In an interview with The Daily Beast on Tuesday, board member of the conservative vote monitoring group True The Vote Gregg Phillips said that this was a large part of his group’s methodology—identifying what he called “dually registered” voters and registrations “associated with dead people.” In a November tweet, he estimated 3 million of those people voted in November—a claim that made it onto InfoWars, The Drudge Report, and into viral conservative talking points like Trump’s exact same estimate this past week.
He has yet to release any data or evidence to back up his claims, nor provide proof that millions of “dually registered” or “associated with dead people” voters actually voted in 2016.
Karlan says voter fraud that exists is “almost always at the wholesale level, not retail.”
“There have been places in the country where absentee ballot fraud or ballot box stuffing or losing the ballots happened.

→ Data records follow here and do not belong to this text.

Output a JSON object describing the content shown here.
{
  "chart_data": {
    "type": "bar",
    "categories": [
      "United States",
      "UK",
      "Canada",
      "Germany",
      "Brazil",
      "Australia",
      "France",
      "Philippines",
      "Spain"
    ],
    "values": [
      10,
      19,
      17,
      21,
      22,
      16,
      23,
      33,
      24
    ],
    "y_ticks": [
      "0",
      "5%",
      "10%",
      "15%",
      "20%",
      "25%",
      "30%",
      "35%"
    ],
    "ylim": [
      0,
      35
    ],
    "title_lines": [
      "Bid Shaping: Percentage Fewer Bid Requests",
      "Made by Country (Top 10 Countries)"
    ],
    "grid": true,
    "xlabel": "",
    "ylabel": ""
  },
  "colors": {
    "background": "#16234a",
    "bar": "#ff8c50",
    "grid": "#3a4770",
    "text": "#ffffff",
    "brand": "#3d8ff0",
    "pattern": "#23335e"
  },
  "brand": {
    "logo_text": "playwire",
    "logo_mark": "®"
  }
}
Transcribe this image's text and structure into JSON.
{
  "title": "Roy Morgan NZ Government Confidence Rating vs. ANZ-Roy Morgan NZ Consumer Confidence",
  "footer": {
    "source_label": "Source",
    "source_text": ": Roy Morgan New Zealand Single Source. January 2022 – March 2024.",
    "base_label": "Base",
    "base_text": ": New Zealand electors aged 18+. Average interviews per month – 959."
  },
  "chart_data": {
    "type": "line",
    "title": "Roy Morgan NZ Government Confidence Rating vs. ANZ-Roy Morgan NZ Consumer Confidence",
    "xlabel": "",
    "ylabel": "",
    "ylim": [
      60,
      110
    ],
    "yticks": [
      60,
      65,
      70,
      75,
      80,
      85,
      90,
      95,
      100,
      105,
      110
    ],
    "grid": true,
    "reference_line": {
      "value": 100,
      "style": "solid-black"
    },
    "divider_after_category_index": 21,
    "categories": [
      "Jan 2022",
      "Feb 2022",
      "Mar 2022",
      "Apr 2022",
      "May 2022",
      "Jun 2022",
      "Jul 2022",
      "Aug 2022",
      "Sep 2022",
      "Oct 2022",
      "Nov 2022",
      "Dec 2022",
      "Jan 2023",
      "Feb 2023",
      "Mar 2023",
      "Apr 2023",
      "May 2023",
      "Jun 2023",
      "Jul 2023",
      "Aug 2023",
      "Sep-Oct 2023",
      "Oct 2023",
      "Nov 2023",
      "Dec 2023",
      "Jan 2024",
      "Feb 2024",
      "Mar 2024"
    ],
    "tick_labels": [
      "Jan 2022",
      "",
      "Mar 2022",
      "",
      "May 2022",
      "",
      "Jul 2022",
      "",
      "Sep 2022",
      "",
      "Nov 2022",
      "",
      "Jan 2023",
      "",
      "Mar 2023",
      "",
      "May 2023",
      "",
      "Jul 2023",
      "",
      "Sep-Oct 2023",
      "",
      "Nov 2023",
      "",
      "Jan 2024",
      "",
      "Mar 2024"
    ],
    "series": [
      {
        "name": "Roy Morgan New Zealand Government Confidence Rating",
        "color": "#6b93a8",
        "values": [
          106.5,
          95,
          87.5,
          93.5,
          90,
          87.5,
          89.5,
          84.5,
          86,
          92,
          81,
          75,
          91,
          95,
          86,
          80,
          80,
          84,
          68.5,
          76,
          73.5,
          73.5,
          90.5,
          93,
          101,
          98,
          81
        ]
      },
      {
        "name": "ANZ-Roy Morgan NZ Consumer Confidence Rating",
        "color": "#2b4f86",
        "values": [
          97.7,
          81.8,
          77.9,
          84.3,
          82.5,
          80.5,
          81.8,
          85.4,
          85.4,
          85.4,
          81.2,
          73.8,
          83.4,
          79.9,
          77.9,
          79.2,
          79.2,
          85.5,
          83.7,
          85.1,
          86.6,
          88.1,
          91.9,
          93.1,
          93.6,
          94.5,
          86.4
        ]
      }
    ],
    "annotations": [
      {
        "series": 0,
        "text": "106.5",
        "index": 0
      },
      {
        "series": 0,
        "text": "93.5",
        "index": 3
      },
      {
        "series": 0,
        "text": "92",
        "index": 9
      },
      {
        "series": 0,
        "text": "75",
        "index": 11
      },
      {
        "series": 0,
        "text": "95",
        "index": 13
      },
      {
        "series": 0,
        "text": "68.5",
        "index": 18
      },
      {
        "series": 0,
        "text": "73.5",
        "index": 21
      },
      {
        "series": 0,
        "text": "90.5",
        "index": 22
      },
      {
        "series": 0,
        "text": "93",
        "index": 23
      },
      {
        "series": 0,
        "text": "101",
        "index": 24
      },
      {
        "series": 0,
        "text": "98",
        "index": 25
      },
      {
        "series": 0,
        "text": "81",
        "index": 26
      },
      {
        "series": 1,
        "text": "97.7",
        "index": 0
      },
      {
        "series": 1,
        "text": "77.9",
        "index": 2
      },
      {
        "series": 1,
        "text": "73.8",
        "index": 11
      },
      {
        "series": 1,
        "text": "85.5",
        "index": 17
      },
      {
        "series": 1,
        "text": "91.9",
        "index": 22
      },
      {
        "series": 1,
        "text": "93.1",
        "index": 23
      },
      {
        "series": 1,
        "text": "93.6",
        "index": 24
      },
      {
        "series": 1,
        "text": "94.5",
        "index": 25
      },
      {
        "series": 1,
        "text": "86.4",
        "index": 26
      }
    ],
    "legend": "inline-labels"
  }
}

But they’re not very frequent,” she said.
After all, if every single person who is registered in more than one state is now guilty of voter fraud, count in the following four votes from these two people: Trump campaign CEO Steve Bannon (New York and Florida), and Tiffany Trump, the president’s daughter (New York and Pennsylvania).
“They almost never involve just some guy getting up in the morning and saying, ‘Even though I’m not in this country with documentation, I’m going to show up where there are government officials and try to commit a crime,’” said Karlan.
“I’ve never heard, any of the people who believe this, why they believe these people who are trying to avoid scrutiny by the government would stick their necks out like that?”
The National Association of Secretaries of State, an organization made up of Democrats, Republicans and Independents who oversee elections (even the presidential election is commissioned at the state level), put out a statement saying they are “not aware of any evidence that supports the voter fraud claims made by President Trump.”
Democratic Senators like Patrick Leahy called Trump’s claims “a conspiracy theory.” Republican Senator John McCain said he saw “no evidence of illegal voting.” Senate GOP Conference Chairman said he “hadn’t seen evidence to that effect,” either.
By the end of Wednesday night, New York Times reporter Glenn Thrush reported that Trump might be going on more of an anecdote than data or evidence. Three people present at Trump’s dinner with Congressmen on Monday say the president said that German golfer Bernard Langer had told him that he was disallowed from voting in Florida while “voters who did not look as if they should be allowed to vote” were given provisional ballots. Trump then rattled off potential Latin American home countries of those voters.
Langer, for what it’s worth, is not an American citizen, and is not legally allowed to vote. Still, that story is the only evidence Trump has provided so far—and it may be apocryphal.
“It’s more likely we’re gonna have problems at Area 51 than serious vote fraud by individuals—and certainly not millions of them,” said Karlan.